A first in 100 years: Ukraine to celebrate Christmas, December 25

For the first time since 1917, Ukraine will celebrate Christmas on December 25 instead of January 7, the date that Russia celebrates. The move reflects another Ukrainian cultural shift away from Russia. [AP Photo]

For the first time since 1917, Ukraine is celebrating Christmas on December 25 instead of January 7, the date that Russia celebrates.

The move of the holiday reflects another Ukrainian cultural shift away from Russia.

While both Russia and the West use the Gregorian calendar, Russia still follows the Julian calendar for some religious practices. Kyiv's switch is a sign of its continuing effort to align itself with Europe.

In his daily address, Ukrainian President Volodymyr Zelenskyy  said Saturday that as the week before Christmas ends, Ukraine remains strong. He cited the downing of three Russian Su-34 fighter-bomber aircraft Friday on the southern front, hailing it as a success in Ukraine's 22-month-old war against Russia's invasion.

"This week once again demonstrated the effectiveness of bolstering our air defense. It is not only for protecting cities and villages from Russian drones and missiles but also for front-line operations," he said, adding that "the capability to shoot down Russian fighter jets is one of the keys to ending this war justly."

The fate of the Russian pilots and crew members was not immediately clear.

The Russian military made no mention of the incident.

President thanks country's supporters

Zelenskyy thanked all the partners that support Ukraine's war effort.
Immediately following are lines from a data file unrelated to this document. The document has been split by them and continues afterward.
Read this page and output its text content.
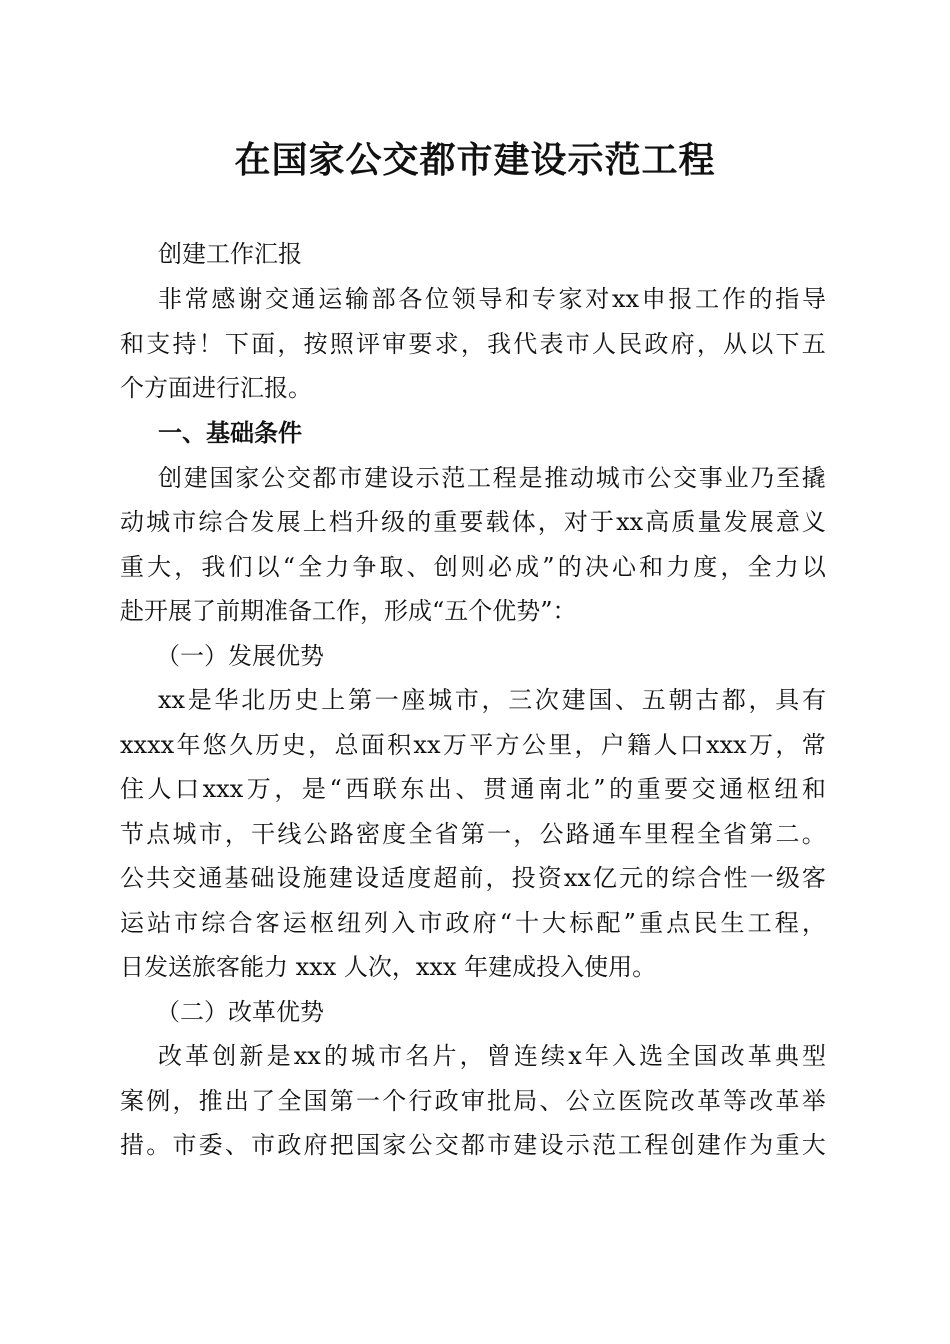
在国家公交都市建设示范工程
创建工作汇报
非 常 感 谢 交 通 运 输 部 各 位 领 导 和 专 家 对 xx 申 报 工 作 的 指 导
和 支 持 ！ 下 面 ， 按 照 评 审 要 求 ， 我 代 表 市 人 民 政 府 ， 从 以 下 五
个方面进行汇报。
一、基础条件
创 建 国 家 公 交 都 市 建 设 示 范 工 程 是 推 动 城 市 公 交 事 业 乃 至 撬
动 城 市 综 合 发 展 上 档 升 级 的 重 要 载 体 ， 对 于 xx 高 质 量 发 展 意 义
重 大 ， 我 们 以 “ 全 力 争 取 、 创 则 必 成 ” 的 决 心 和 力 度 ， 全 力 以
赴开展了前期准备工作，形成“五个优势”：
（一）发展优势
xx 是 华 北 历 史 上 第 一 座 城 市 ， 三 次 建 国 、 五 朝 古 都 ， 具 有
xxxx 年 悠 久 历 史 ， 总 面 积 xx 万 平 方 公 里 ， 户 籍 人 口 xxx 万 ， 常
住 人 口 xxx 万 ， 是 “ 西 联 东 出 、 贯 通 南 北 ” 的 重 要 交 通 枢 纽 和
节 点 城 市 ， 干 线 公 路 密 度 全 省 第 一 ， 公 路 通 车 里 程 全 省 第 二 。
公 共 交 通 基 础 设 施 建 设 适 度 超 前 ， 投 资 xx 亿 元 的 综 合 性 一 级 客
运 站 市 综 合 客 运 枢 纽 列 入 市 政 府 “ 十 大 标 配 ” 重 点 民 生 工 程 ，
日发送旅客能力 xxx 人次，xxx 年建成投入使用。
（二）改革优势
改 革 创 新 是 xx 的 城 市 名 片 ， 曾 连 续 x 年 入 选 全 国 改 革 典 型
案 例 ， 推 出 了 全 国 第 一 个 行 政 审 批 局 、 公 立 医 院 改 革 等 改 革 举
措 。 市 委 、 市 政 府 把 国 家 公 交 都 市 建 设 示 范 工 程 创 建 作 为 重 大
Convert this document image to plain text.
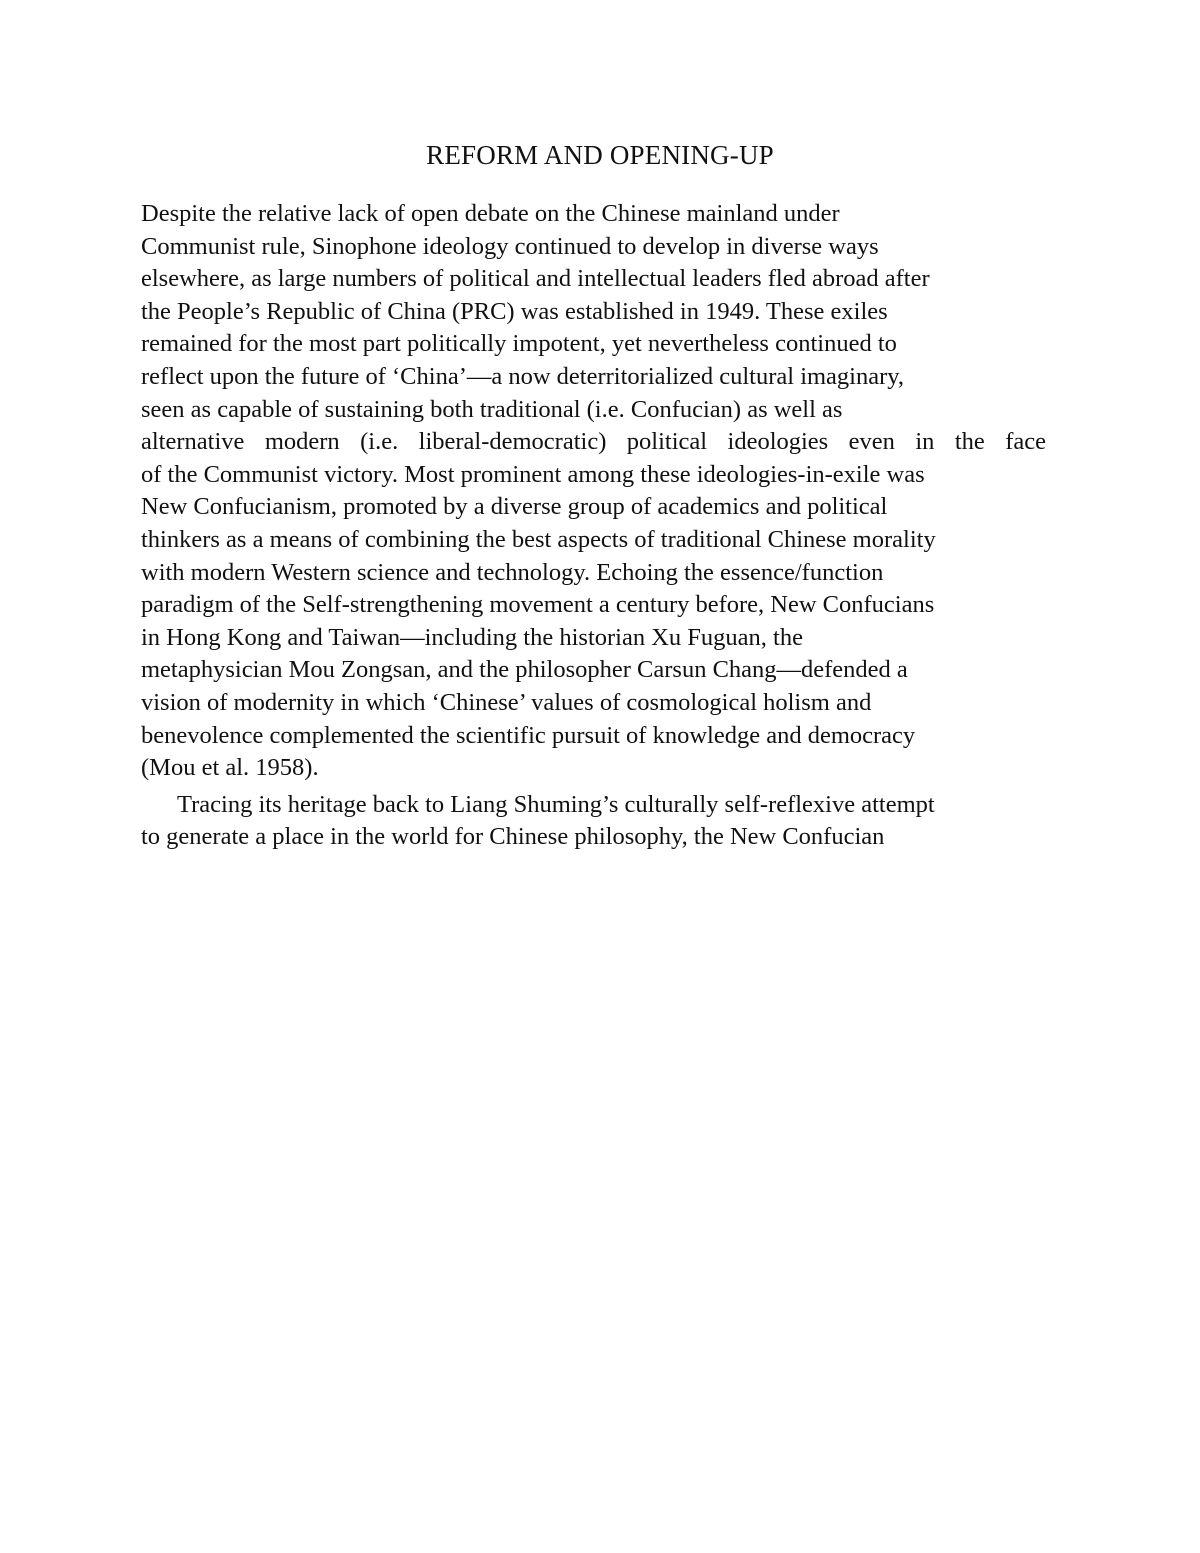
REFORM AND OPENING-UP

Despite the relative lack of open debate on the Chinese mainland under

Communist rule, Sinophone ideology continued to develop in diverse ways

elsewhere, as large numbers of political and intellectual leaders fled abroad after

the People’s Republic of China (PRC) was established in 1949. These exiles

remained for the most part politically impotent, yet nevertheless continued to

reflect upon the future of ‘China’—a now deterritorialized cultural imaginary,

seen as capable of sustaining both traditional (i.e. Confucian) as well as

alternative modern (i.e. liberal-democratic) political ideologies even in the face

of the Communist victory. Most prominent among these ideologies-in-exile was

New Confucianism, promoted by a diverse group of academics and political

thinkers as a means of combining the best aspects of traditional Chinese morality

with modern Western science and technology. Echoing the essence/function

paradigm of the Self-strengthening movement a century before, New Confucians

in Hong Kong and Taiwan—including the historian Xu Fuguan, the

metaphysician Mou Zongsan, and the philosopher Carsun Chang—defended a

vision of modernity in which ‘Chinese’ values of cosmological holism and

benevolence complemented the scientific pursuit of knowledge and democracy

(Mou et al. 1958).

Tracing its heritage back to Liang Shuming’s culturally self-reflexive attempt

to generate a place in the world for Chinese philosophy, the New Confucian
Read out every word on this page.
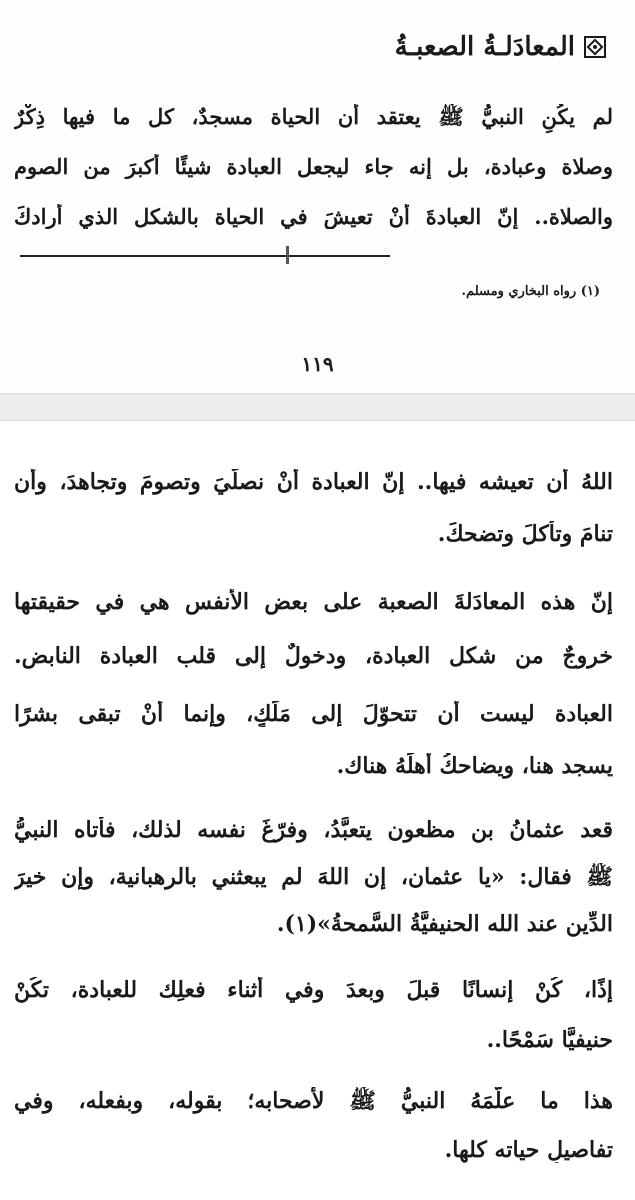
المعادَلـةُ الصعبـةُ
لم يكُنِ النبيُّ ﷺ يعتقد أن الحياة مسجدٌ، كل ما فيها ذِكْرٌ
وصلاة وعبادة، بل إنه جاء ليجعل العبادة شيئًا أكبرَ من الصوم
والصلاة.. إنّ العبادةَ أنْ تعيشَ في الحياة بالشكل الذي أرادكَ
(١) رواه البخاري ومسلم.
١١٩
اللهُ أن تعيشه فيها.. إنّ العبادة أنْ نصلّيَ وتصومَ وتجاهدَ، وأن
تنامَ وتأكلَ وتضحكَ.
إنّ هذه المعادَلةَ الصعبة على بعض الأنفس هي في حقيقتها
خروجٌ من شكل العبادة، ودخولٌ إلى قلب العبادة النابض.
العبادة ليست أن تتحوّلَ إلى مَلَكٍ، وإنما أنْ تبقى بشرًا
يسجد هنا، ويضاحكُ أهلَهُ هناك.
قعد عثمانُ بن مظعون يتعبَّدُ، وفرّغَ نفسه لذلك، فأتاه النبيُّ
ﷺ فقال: «يا عثمان، إن اللهَ لم يبعثني بالرهبانية، وإن خيرَ
الدِّينِ عند الله الحنيفيَّةُ السَّمحةُ»(١).
إذًا، كُنْ إنسانًا قبلَ وبعدَ وفي أثناء فعلِك للعبادة، تكُنْ
حنيفيًّا سَمْحًا..
هذا ما علَّمَهُ النبيُّ ﷺ لأصحابه؛ بقوله، وبفعله، وفي
تفاصيلِ حياته كلها.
He expressed his gratitude to Germany for its military aid as well as to the Netherlands for an aid package of more than $110 million and Finland for an equivalent aid amount.

He said Kyiv is awaiting the approval of a U.S. support package for the next year and added, "I am grateful to representatives of both parties for understanding that decisions need to be made."

Zelenskyy also gave thanks to the U.S. for its new round of economic sanctions against Russia and its collaborators.

He expressed his gratitude to the Ukrainian soldiers in "combat brigades on all fronts, from Kharkiv to Kherson. At the border — those who defend against Russian sabotage and reconnaissance groups, those who eliminate Shahed drones, and those who hold our front-lines. I thank each and every one of you!" he said.

Border unblocked

Polish farmers have unblocked the key border crossing of Shehyni-Medyka between Poland and Ukraine, Kyiv's economy minister Yulia Svyrydenko said Saturday.

"An important improvement in the situation on the western border," Svyrydenko said.

Polish truckers said Saturday that they will continue blockades at three other crossings and allow even fewer trucks to pass. They say they are protesting Ukraine's trade advantages into the EU that run against the interests of local farmers.

The demonstrators have blocked border crossing with Ukraine since November 6, demanding the European Union reinstate a system whereby Ukrainian companies need permits to operate in the bloc and the same for European truckers entering Ukraine.

Rodents infest front line

Meanwhile, Ukrainian and Russian troops are facing an adversary of another kind on the ground, the British Defense Ministry said Friday in its daily intelligence update on Ukraine — “exceptional levels of rat and mice infestation in some sectors of the front line.”

The rodents will “likely” seek shelter in vehicles and defensive positions,” the ministry said, which could also affect soldiers’ morale, according to the report.

The update said the jump in the rodent population is likely the result of this year’s mild autumn, “along with ample food from fields left fallow due to the fighting.”

The British ministry said the rodents could gnaw the cables of military equipment, just as they did in the same region during World War II.

Unverified reports indicate, the ministry said, that Russian troops are already beginning to experience a growing number of cases of illness, which the Russian troops blame on the rodents.